IL CELEBRE SCIENZIATO HA COMPIUTO SESSANT’ANNI qual è il punto di non ritorno dello spazio formulò un’ipotesi imbarazzante e spaventosa Per il compleanno i suoi amici si sono riuniti una settimana per discutere il tema del futuro della fisica e della cosmologia CAMBRIDGE DENNIS OVERBYE. Nell’autunno del 1973 il Dr. Stephen Hawking, che ha svolto l’intera carriera accademica presso l’Università di Cambridge, si trovò intrappolato in un’ipotesi spaventosa e imbarazzante. Mentre tentava di studiare le proprietà microscopiche dei buchi neri, trappole gravitazionali da cui neppure la luce riesce a sfuggire, Hawking scoprì incredulo che essi possono liberare nello spazio energia e particelle e persino esplodere in uno zampillo di scintille ad alto potenziale energetico. In un primo tempo Hawking si astenne dal pubblicare i risultati della sua ricerca, temendo di essere in errore. Quando lo fece, l’anno successivo, sulla rivista Nature, titolò il suo articolo con un interrogativo “Esplosioni di buchi neri?”. I suoi colleghi ne furono colpiti e sconcertati e lo sono tuttora, a quasi trent’anni di distanza.
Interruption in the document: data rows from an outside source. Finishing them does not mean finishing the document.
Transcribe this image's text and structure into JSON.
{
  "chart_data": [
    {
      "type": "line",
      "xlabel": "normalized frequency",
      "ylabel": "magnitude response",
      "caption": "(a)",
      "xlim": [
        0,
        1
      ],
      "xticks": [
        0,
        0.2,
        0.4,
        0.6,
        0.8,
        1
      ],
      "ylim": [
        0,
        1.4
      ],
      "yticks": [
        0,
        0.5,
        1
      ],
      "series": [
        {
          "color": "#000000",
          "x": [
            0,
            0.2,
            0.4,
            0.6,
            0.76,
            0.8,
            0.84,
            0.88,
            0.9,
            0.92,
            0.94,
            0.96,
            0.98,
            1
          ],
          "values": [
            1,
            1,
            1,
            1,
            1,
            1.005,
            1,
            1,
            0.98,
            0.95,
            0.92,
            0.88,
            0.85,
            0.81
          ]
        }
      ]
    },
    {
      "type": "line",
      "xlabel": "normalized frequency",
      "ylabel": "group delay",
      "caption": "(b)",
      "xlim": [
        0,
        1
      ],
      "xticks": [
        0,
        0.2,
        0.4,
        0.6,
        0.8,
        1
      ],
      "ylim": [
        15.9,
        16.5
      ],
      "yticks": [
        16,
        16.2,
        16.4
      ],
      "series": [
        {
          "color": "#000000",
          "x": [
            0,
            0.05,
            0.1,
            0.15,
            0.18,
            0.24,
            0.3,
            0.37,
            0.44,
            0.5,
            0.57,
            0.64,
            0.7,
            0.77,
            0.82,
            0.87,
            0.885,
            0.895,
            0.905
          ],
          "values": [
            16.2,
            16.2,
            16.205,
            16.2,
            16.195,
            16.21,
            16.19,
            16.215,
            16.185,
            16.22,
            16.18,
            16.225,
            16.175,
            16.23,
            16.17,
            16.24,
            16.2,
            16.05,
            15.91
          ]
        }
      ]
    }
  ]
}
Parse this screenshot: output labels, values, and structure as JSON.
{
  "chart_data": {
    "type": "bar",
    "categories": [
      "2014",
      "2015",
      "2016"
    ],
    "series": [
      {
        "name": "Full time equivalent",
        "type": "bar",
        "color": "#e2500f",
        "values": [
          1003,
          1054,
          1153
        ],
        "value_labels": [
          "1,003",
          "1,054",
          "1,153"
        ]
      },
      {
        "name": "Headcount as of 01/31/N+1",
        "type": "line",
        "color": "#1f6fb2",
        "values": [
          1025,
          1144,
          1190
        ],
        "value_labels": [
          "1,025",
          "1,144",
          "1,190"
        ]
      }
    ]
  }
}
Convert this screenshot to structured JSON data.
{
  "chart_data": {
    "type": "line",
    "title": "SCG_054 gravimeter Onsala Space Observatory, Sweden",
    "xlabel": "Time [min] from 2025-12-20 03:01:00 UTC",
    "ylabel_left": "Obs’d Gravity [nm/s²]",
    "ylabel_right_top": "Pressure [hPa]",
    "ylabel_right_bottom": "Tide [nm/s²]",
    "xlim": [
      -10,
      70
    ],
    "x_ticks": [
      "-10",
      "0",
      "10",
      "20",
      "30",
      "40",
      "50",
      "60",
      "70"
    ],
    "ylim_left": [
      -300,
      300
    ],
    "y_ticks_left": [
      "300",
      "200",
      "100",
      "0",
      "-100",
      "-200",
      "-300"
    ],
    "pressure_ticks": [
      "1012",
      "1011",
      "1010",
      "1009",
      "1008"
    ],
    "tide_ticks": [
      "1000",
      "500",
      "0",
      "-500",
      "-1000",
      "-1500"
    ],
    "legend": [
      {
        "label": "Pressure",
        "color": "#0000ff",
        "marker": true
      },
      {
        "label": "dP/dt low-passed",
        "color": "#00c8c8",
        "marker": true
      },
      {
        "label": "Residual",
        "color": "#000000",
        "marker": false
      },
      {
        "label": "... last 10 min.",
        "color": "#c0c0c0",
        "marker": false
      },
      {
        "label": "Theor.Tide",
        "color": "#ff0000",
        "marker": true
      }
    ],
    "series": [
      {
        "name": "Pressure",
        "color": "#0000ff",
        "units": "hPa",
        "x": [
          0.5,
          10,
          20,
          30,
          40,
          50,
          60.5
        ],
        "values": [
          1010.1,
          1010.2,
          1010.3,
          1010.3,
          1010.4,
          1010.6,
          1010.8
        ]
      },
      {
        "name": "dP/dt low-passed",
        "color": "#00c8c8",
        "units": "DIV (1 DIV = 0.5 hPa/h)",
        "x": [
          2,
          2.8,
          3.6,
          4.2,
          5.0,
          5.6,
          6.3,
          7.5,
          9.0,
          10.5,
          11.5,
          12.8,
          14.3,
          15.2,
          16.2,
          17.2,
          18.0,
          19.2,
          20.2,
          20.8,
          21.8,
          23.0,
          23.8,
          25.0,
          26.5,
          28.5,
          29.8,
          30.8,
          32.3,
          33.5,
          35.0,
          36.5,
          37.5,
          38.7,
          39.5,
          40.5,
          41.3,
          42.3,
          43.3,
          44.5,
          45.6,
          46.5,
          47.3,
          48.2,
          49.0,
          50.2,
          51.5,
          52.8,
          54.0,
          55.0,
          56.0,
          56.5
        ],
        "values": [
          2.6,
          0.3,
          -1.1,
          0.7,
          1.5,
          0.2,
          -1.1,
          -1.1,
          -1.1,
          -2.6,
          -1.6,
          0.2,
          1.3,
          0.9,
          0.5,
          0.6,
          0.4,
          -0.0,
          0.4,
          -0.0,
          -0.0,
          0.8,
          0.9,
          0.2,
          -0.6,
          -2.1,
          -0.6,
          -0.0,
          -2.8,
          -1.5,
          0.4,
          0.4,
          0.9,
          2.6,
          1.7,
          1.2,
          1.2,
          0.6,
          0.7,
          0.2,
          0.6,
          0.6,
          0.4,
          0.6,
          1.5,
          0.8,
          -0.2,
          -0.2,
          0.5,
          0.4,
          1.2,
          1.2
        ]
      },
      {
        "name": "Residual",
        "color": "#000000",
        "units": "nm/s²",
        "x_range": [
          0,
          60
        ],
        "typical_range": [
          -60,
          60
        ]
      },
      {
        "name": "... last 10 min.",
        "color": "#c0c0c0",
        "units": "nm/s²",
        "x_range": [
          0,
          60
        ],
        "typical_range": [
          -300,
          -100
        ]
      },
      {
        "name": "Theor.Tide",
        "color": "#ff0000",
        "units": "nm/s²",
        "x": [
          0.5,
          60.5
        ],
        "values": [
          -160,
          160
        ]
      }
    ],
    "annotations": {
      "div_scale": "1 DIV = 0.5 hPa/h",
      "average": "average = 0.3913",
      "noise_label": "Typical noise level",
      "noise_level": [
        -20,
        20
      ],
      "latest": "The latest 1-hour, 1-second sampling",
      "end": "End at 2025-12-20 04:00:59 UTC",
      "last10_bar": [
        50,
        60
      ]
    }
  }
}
Si sono riuniti a Cambridge questo mese in occasione del sessantesimo compleanno di Hawking per un workshop della durata di una settimana sul tema “Il futuro della fisica teorica e della cosmologia” e le teorie nate dall’ipotesi dello scienziato e dai risultati della sua ricerca sono state spesso al centro del dibattito.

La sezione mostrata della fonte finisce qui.